Ester Kwon, PhD
Assistant Professor, Bioengineering
The overall goal of the Kwon Lab is to use the unique physical, biological, and smart properties of nanoscale materials or "nanomaterials" to create tools, diagnostics, and therapeutics for the central nervous system.
Activity-based Imaging and Sensing in the Brain
Understanding changes in molecular activity in the living brain will help us understand the brain in health and disease, allowing us to develop more specific and effective diagnostics and therapeutics. We are engineering synthetic materials that can locate to the injured brain and report protease activity. These activity-based nanosensors for traumatic brain injury can be developed as imaging probes to illuminate spatial activity of proteases or as signals that can be measured from biological fluids to measure temporal aspects of protease activity. This sensor platform takes advantage of the ability of nanometer-scaled materials to locate to injured brain.

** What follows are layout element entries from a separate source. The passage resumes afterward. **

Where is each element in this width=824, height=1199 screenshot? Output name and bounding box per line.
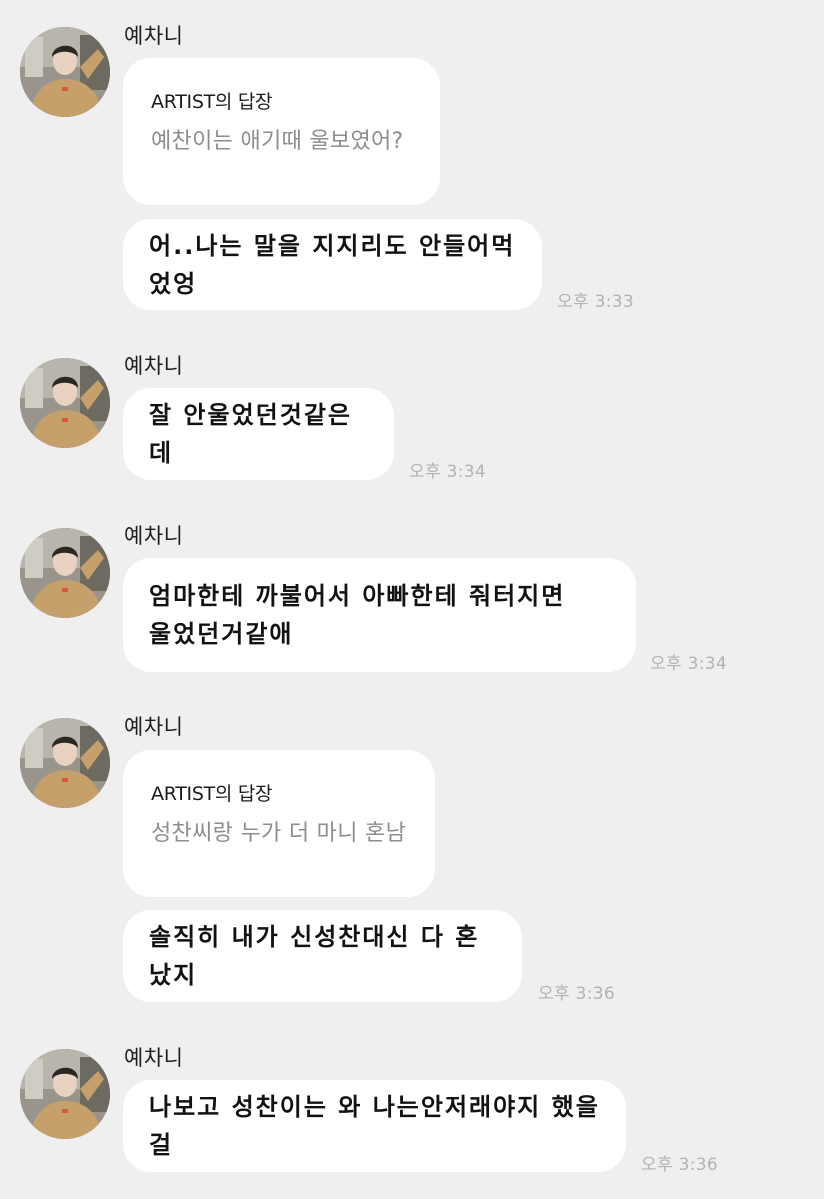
message-text: 잘 안울었던것같은데	[149, 401, 352, 467]
message-timestamp: 오후 3:36	[641, 1155, 718, 1175]
avatar-photo-icon	[20, 1049, 110, 1139]
avatar-photo-icon	[20, 528, 110, 618]
message-text: 엄마한테 까불어서 아빠한테 줘터지면 울었던거같애	[149, 582, 566, 648]
sender-avatar[interactable]	[20, 1049, 110, 1139]
reply-card[interactable]: ARTIST의 답장 성찬씨랑 누가 더 마니 혼남	[123, 750, 435, 897]
message-timestamp: 오후 3:34	[409, 462, 486, 482]
sender-avatar[interactable]	[20, 27, 110, 117]
message-timestamp: 오후 3:34	[650, 654, 727, 674]
message-bubble[interactable]: 솔직히 내가 신성찬대신 다 혼났지	[123, 910, 522, 1002]
sender-name: 예차니	[124, 1046, 184, 1070]
sender-avatar[interactable]	[20, 718, 110, 808]
reply-label: ARTIST의 답장	[151, 783, 273, 805]
message-timestamp: 오후 3:33	[557, 292, 634, 312]
sender-name: 예차니	[124, 354, 184, 378]
message-text: 솔직히 내가 신성찬대신 다 혼났지	[149, 923, 480, 989]
sender-name: 예차니	[124, 715, 184, 739]
message-timestamp: 오후 3:36	[538, 984, 615, 1004]
message-bubble[interactable]: 어..나는 말을 지지리도 안들어먹었엉	[123, 219, 542, 310]
reply-quote: 성찬씨랑 누가 더 마니 혼남	[151, 821, 407, 846]
reply-quote: 예찬이는 애기때 울보였어?	[151, 129, 404, 154]
avatar-photo-icon	[20, 358, 110, 448]
message-text: 나보고 성찬이는 와 나는안저래야지 했을걸	[149, 1093, 600, 1159]
avatar-photo-icon	[20, 718, 110, 808]
reply-card[interactable]: ARTIST의 답장 예찬이는 애기때 울보였어?	[123, 58, 440, 205]
message-text: 어..나는 말을 지지리도 안들어먹었엉	[149, 231, 516, 298]
message-bubble[interactable]: 잘 안울었던것같은데	[123, 388, 394, 480]
avatar-photo-icon	[20, 27, 110, 117]
reply-label: ARTIST의 답장	[151, 91, 273, 113]
message-bubble[interactable]: 나보고 성찬이는 와 나는안저래야지 했을걸	[123, 1080, 626, 1172]
sender-avatar[interactable]	[20, 528, 110, 618]
sender-avatar[interactable]	[20, 358, 110, 448]
sender-name: 예차니	[124, 524, 184, 548]
message-bubble[interactable]: 엄마한테 까불어서 아빠한테 줘터지면 울었던거같애	[123, 558, 636, 672]
sender-name: 예차니	[124, 24, 184, 48]
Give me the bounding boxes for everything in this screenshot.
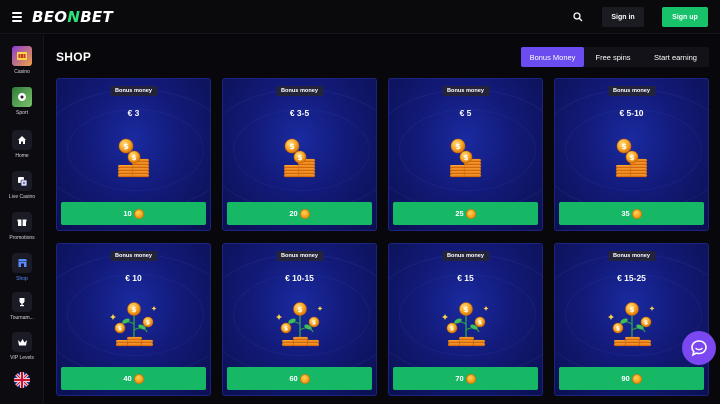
card-badge: Bonus money bbox=[110, 251, 157, 261]
brand-logo-accent: N bbox=[67, 7, 81, 26]
top-header: BEONBET Sign in Sign up bbox=[0, 0, 720, 34]
coin-icon bbox=[631, 373, 642, 384]
coin-stack-icon bbox=[112, 137, 156, 181]
live-chat-button[interactable] bbox=[682, 331, 716, 365]
card-amount: € 5 bbox=[459, 108, 472, 118]
sidebar-item-shop[interactable]: Shop bbox=[0, 253, 44, 282]
sidebar-item-label: Shop bbox=[16, 276, 28, 282]
card-badge: Bonus money bbox=[608, 251, 655, 261]
price-value: 10 bbox=[123, 209, 132, 218]
card-amount: € 15 bbox=[457, 273, 474, 283]
brand-logo-text-end: BET bbox=[80, 7, 114, 26]
shop-card[interactable]: Bonus money € 5-10 35 bbox=[554, 78, 709, 231]
sidebar-item-label: VIP Levels bbox=[10, 355, 34, 361]
sidebar-item-vip-levels[interactable]: VIP Levels bbox=[0, 332, 44, 361]
buy-button[interactable]: 70 bbox=[393, 367, 538, 390]
sign-in-button[interactable]: Sign in bbox=[602, 7, 644, 27]
chat-icon bbox=[691, 340, 707, 357]
gift-icon bbox=[12, 212, 32, 232]
card-badge: Bonus money bbox=[276, 251, 323, 261]
sidebar-item-label: Tournam... bbox=[10, 315, 34, 321]
card-amount: € 10 bbox=[125, 273, 142, 283]
coin-icon bbox=[465, 208, 476, 219]
shop-card[interactable]: Bonus money € 10 40 bbox=[56, 243, 211, 396]
shop-card[interactable]: Bonus money € 3 10 bbox=[56, 78, 211, 231]
menu-icon[interactable] bbox=[12, 11, 22, 22]
price-value: 90 bbox=[621, 374, 630, 383]
card-amount: € 15-25 bbox=[617, 273, 646, 283]
sidebar-item-label: Casino bbox=[14, 69, 30, 75]
brand-logo[interactable]: BEONBET bbox=[32, 8, 113, 26]
sidebar-item-promotions[interactable]: Promotions bbox=[0, 212, 44, 241]
buy-button[interactable]: 35 bbox=[559, 202, 704, 225]
sidebar-item-tournaments[interactable]: Tournam... bbox=[0, 292, 44, 321]
coin-icon bbox=[299, 208, 310, 219]
card-amount: € 10-15 bbox=[285, 273, 314, 283]
shop-card[interactable]: Bonus money € 15-25 90 bbox=[554, 243, 709, 396]
uk-flag-icon bbox=[14, 372, 30, 388]
buy-button[interactable]: 90 bbox=[559, 367, 704, 390]
slot-machine-icon bbox=[12, 46, 32, 66]
dice-icon bbox=[12, 171, 32, 191]
crown-icon bbox=[12, 332, 32, 352]
price-value: 40 bbox=[123, 374, 132, 383]
buy-button[interactable]: 40 bbox=[61, 367, 206, 390]
card-badge: Bonus money bbox=[276, 86, 323, 96]
price-value: 20 bbox=[289, 209, 298, 218]
home-icon bbox=[12, 130, 32, 150]
coin-icon bbox=[631, 208, 642, 219]
buy-button[interactable]: 10 bbox=[61, 202, 206, 225]
coin-plant-icon bbox=[439, 300, 493, 348]
price-value: 35 bbox=[621, 209, 630, 218]
price-value: 60 bbox=[289, 374, 298, 383]
card-amount: € 3 bbox=[127, 108, 140, 118]
shop-card[interactable]: Bonus money € 10-15 60 bbox=[222, 243, 377, 396]
tab-free-spins[interactable]: Free spins bbox=[584, 47, 642, 67]
card-amount: € 5-10 bbox=[619, 108, 644, 118]
coin-stack-icon bbox=[444, 137, 488, 181]
shop-tabs: Bonus Money Free spins Start earning bbox=[521, 47, 709, 67]
trophy-icon bbox=[12, 292, 32, 312]
card-badge: Bonus money bbox=[110, 86, 157, 96]
search-icon[interactable] bbox=[570, 7, 588, 27]
shop-card[interactable]: Bonus money € 5 25 bbox=[388, 78, 543, 231]
coin-plant-icon bbox=[273, 300, 327, 348]
page-title: SHOP bbox=[56, 50, 92, 64]
sign-up-button[interactable]: Sign up bbox=[662, 7, 708, 27]
buy-button[interactable]: 20 bbox=[227, 202, 372, 225]
sidebar-item-label: Live Casino bbox=[8, 194, 36, 200]
sidebar-item-label: Sport bbox=[16, 110, 28, 116]
shop-card[interactable]: Bonus money € 15 70 bbox=[388, 243, 543, 396]
football-field-icon bbox=[12, 87, 32, 107]
price-value: 25 bbox=[455, 209, 464, 218]
sidebar: Casino Sport Home Live Casino Promotions… bbox=[0, 35, 44, 404]
sidebar-item-label: Promotions bbox=[9, 235, 35, 241]
coin-icon bbox=[299, 373, 310, 384]
card-badge: Bonus money bbox=[442, 86, 489, 96]
card-badge: Bonus money bbox=[442, 251, 489, 261]
coin-icon bbox=[133, 208, 144, 219]
buy-button[interactable]: 60 bbox=[227, 367, 372, 390]
coin-stack-icon bbox=[278, 137, 322, 181]
price-value: 70 bbox=[455, 374, 464, 383]
card-amount: € 3-5 bbox=[289, 108, 310, 118]
sidebar-item-casino[interactable]: Casino bbox=[0, 46, 44, 75]
tab-bonus-money[interactable]: Bonus Money bbox=[521, 47, 584, 67]
coin-plant-icon bbox=[107, 300, 161, 348]
sidebar-item-sport[interactable]: Sport bbox=[0, 87, 44, 116]
shop-icon bbox=[12, 253, 32, 273]
coin-stack-icon bbox=[610, 137, 654, 181]
sidebar-item-label: Home bbox=[15, 153, 29, 159]
shop-card[interactable]: Bonus money € 3-5 20 bbox=[222, 78, 377, 231]
coin-icon bbox=[465, 373, 476, 384]
sidebar-item-home[interactable]: Home bbox=[0, 130, 44, 159]
sidebar-item-live-casino[interactable]: Live Casino bbox=[0, 171, 44, 200]
coin-icon bbox=[133, 373, 144, 384]
language-selector[interactable] bbox=[0, 372, 44, 388]
coin-plant-icon bbox=[605, 300, 659, 348]
card-badge: Bonus money bbox=[608, 86, 655, 96]
tab-start-earning[interactable]: Start earning bbox=[642, 47, 709, 67]
brand-logo-text: BEO bbox=[32, 7, 68, 26]
buy-button[interactable]: 25 bbox=[393, 202, 538, 225]
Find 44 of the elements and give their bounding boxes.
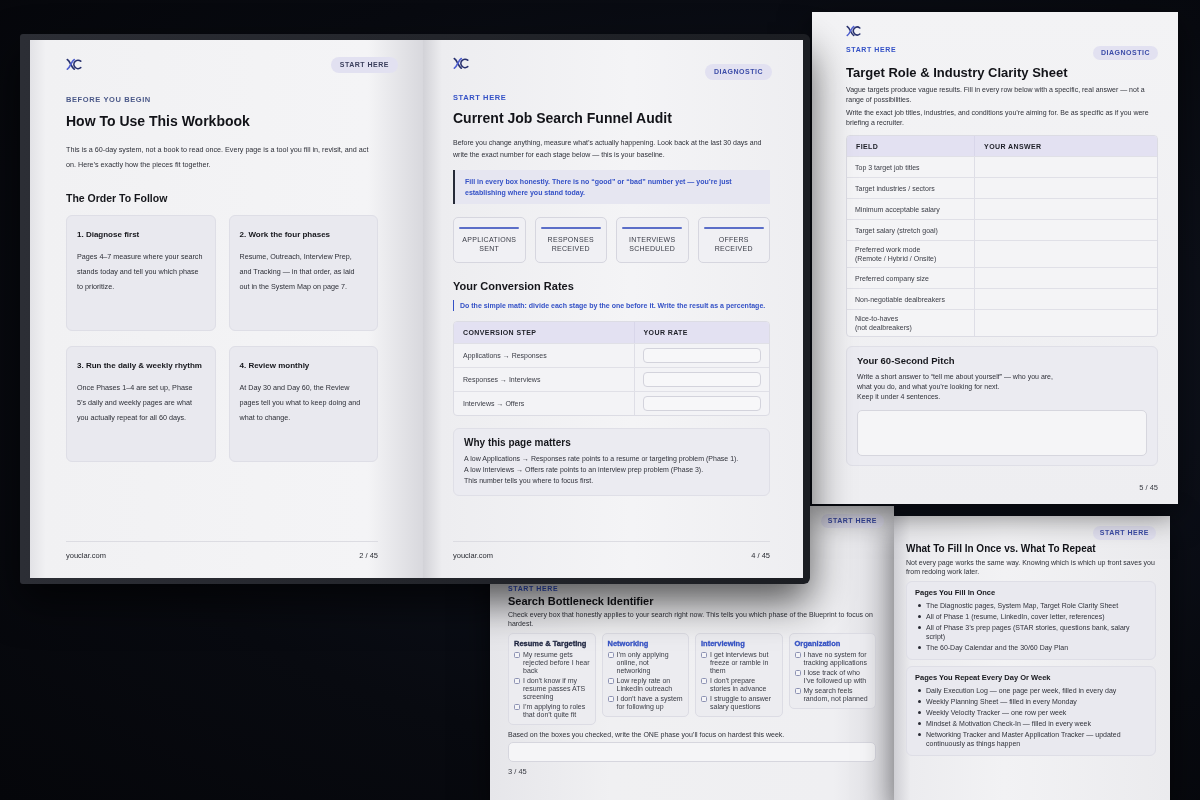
logo-icon <box>846 25 861 37</box>
rate-input-field[interactable] <box>642 347 761 363</box>
step-title: 3. Run the daily & weekly rhythm <box>77 361 202 371</box>
logo-icon <box>453 57 469 70</box>
rate-input-field[interactable] <box>642 371 761 387</box>
fill-in-line[interactable] <box>540 227 601 230</box>
checkbox[interactable] <box>701 696 707 703</box>
bullet-icon <box>918 700 921 704</box>
section-heading: Your Conversion Rates <box>453 280 574 294</box>
card-heading: Your 60-Second Pitch <box>857 355 955 367</box>
rate-input-field[interactable] <box>642 395 761 411</box>
bullet-icon <box>918 689 921 693</box>
page-title: What To Fill In Once vs. What To Repeat <box>906 542 1096 555</box>
bullet-icon <box>918 646 921 650</box>
section-heading: The Order To Follow <box>66 192 168 206</box>
bullet-icon <box>918 615 921 619</box>
bullet-icon <box>918 722 921 726</box>
checkbox[interactable] <box>607 652 614 659</box>
step-title: 4. Review monthly <box>239 361 310 371</box>
logo-icon <box>66 58 82 72</box>
step-title: 1. Diagnose first <box>77 230 140 240</box>
checkbox[interactable] <box>701 678 707 685</box>
card-heading: Why this page matters <box>464 436 571 449</box>
checkbox[interactable] <box>701 652 707 659</box>
bullet-icon <box>918 733 921 737</box>
step-title: 2. Work the four phases <box>239 230 331 240</box>
bullet-icon <box>918 604 921 608</box>
checkbox[interactable] <box>514 704 520 711</box>
checkbox[interactable] <box>794 670 801 677</box>
fill-in-line[interactable] <box>459 227 520 230</box>
bullet-icon <box>918 711 921 715</box>
checkbox[interactable] <box>794 688 801 695</box>
fill-in-line[interactable] <box>703 227 764 230</box>
fill-in-line[interactable] <box>622 227 683 230</box>
page-title: Current Job Search Funnel Audit <box>453 109 672 127</box>
checkbox[interactable] <box>514 678 520 685</box>
checkbox[interactable] <box>607 696 614 703</box>
page-title: How To Use This Workbook <box>66 112 250 130</box>
page-title: Target Role & Industry Clarity Sheet <box>846 64 1068 81</box>
checkbox[interactable] <box>794 652 801 659</box>
bullet-icon <box>918 626 921 630</box>
checkbox[interactable] <box>514 652 520 659</box>
page-title: Search Bottleneck Identifier <box>508 595 654 609</box>
checkbox[interactable] <box>607 678 614 685</box>
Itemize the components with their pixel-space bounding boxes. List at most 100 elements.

Targeted Nanoscale Delivery to the Brain
The greater majority of therapeutics for application in the brain are not targeted to specific cells or structures, leading to decreased efficacy and/or off-target activity. Our goal is to create nanomaterial platforms for "targeted pharmacology" where the surface of nanomaterials is engineered to interact with specific biological structures and carries a diagnostic or therapeutic payload. In order to mediate this interaction of synthetic nanomaterials and biological structures, we are particularly interested in using peptides. Peptides are small biological units that can be readily synthesized and incorporated into nanomaterials. In addition to the modification of nanomaterials with peptides, we are also interested in the discovery of new peptides that have unique properties and function.